E se ele ameaçar o ladrão? Algo como 'se não me devolver eu vou quebrar sua perna'. Nesse caso, ele estará cometendo o crime de ameaça (art. 147 de nosso Código Penal), que diz que é crime “ameaçar alguém, por palavra, escrito ou gesto, ou qualquer outro meio simbólico, de causar-lhe mal injusto e grave”. E, óbvio, dizer que vai quebrar a perna do ladrão é dizer que vai causar-lhe um mal injusto (você não tem direito de quebrar a perna de ninguém) e grave (você já quebrou um osso para saber o quanto dói?).

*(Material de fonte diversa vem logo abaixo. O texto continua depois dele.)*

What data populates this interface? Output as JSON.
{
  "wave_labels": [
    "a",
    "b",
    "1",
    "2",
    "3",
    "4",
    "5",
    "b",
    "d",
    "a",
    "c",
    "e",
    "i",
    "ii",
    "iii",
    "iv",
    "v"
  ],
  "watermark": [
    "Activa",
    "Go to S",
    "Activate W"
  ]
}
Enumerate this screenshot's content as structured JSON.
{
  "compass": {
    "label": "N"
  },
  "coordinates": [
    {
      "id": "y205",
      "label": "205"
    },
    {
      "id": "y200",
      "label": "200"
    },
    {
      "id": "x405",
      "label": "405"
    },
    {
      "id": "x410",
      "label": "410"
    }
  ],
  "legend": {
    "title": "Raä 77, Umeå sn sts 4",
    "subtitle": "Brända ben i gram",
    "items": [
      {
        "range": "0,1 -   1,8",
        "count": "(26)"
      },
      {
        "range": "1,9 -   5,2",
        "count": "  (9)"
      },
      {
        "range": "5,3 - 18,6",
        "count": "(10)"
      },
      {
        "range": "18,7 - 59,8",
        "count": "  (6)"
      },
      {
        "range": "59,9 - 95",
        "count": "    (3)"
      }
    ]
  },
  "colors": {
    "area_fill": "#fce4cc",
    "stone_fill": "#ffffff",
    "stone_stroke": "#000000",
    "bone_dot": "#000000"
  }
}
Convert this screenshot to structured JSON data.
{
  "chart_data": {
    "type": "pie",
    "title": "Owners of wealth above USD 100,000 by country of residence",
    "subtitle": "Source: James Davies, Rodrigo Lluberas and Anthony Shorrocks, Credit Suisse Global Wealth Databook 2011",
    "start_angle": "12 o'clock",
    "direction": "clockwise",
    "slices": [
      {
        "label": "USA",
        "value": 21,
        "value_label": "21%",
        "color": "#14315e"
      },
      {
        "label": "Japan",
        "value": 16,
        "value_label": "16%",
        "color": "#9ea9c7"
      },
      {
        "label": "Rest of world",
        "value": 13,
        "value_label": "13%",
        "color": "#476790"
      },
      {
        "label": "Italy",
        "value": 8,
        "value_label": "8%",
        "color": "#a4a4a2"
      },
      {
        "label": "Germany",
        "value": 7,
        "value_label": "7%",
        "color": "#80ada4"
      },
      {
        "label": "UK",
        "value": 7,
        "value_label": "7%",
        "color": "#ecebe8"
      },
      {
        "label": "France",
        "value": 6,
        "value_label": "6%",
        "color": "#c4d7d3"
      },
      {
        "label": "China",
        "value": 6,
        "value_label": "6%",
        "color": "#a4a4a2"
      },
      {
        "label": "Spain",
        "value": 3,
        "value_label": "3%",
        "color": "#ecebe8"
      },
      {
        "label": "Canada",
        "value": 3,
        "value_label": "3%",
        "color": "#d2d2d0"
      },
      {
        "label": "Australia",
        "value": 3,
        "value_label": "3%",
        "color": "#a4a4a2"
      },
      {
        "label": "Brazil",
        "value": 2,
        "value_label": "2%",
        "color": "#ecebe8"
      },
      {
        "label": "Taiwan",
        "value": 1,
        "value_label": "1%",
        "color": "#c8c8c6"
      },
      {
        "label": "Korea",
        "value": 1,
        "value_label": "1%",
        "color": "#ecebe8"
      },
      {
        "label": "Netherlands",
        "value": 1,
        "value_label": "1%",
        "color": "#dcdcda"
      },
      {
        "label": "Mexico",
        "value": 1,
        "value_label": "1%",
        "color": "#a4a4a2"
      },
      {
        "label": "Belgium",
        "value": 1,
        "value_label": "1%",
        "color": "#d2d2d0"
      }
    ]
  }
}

E se em vez de ameaçar, o dono simplesmente tomar as joias à força? Afinal, elas foram tomadas à força do banco no qual ele as guardava. Ele pode revidar e usar a força agora? Também não. Ele até poderia alegar legítima defesa se o roubo ainda estivesse acontecendo (é o que acontece quando a vítima reage ao roubo), mas no caso da matéria acima, o roubo já acabou (consumado). O crime já está cometido. Não há como alegar legítima defesa. Se ele tomar à força e machucar o ladrão, estará cometendo o crime de lesão corporal.
Em resumo, se ele apontar uma arma, ele estará cometendo o crime de ameaça. Se ele entrar sorrateiramente na casa, ele estará violando o domicílio do ladrão. E se bater estará cometendo lesão corporal. E em qualquer dos casos, ele poderá estar cometendo o exercício arbitrário das próprias razões.
‘Roubar’ o ladrão que te roubou não é uma boa ideia. Não porque você vai estar roubando seus bens de volta, já que é impossível você roubar seus próprios bens (para que haja roubo, a coisa precisa ser ‘alheia’), mas porque você estará cometendo outros crimes.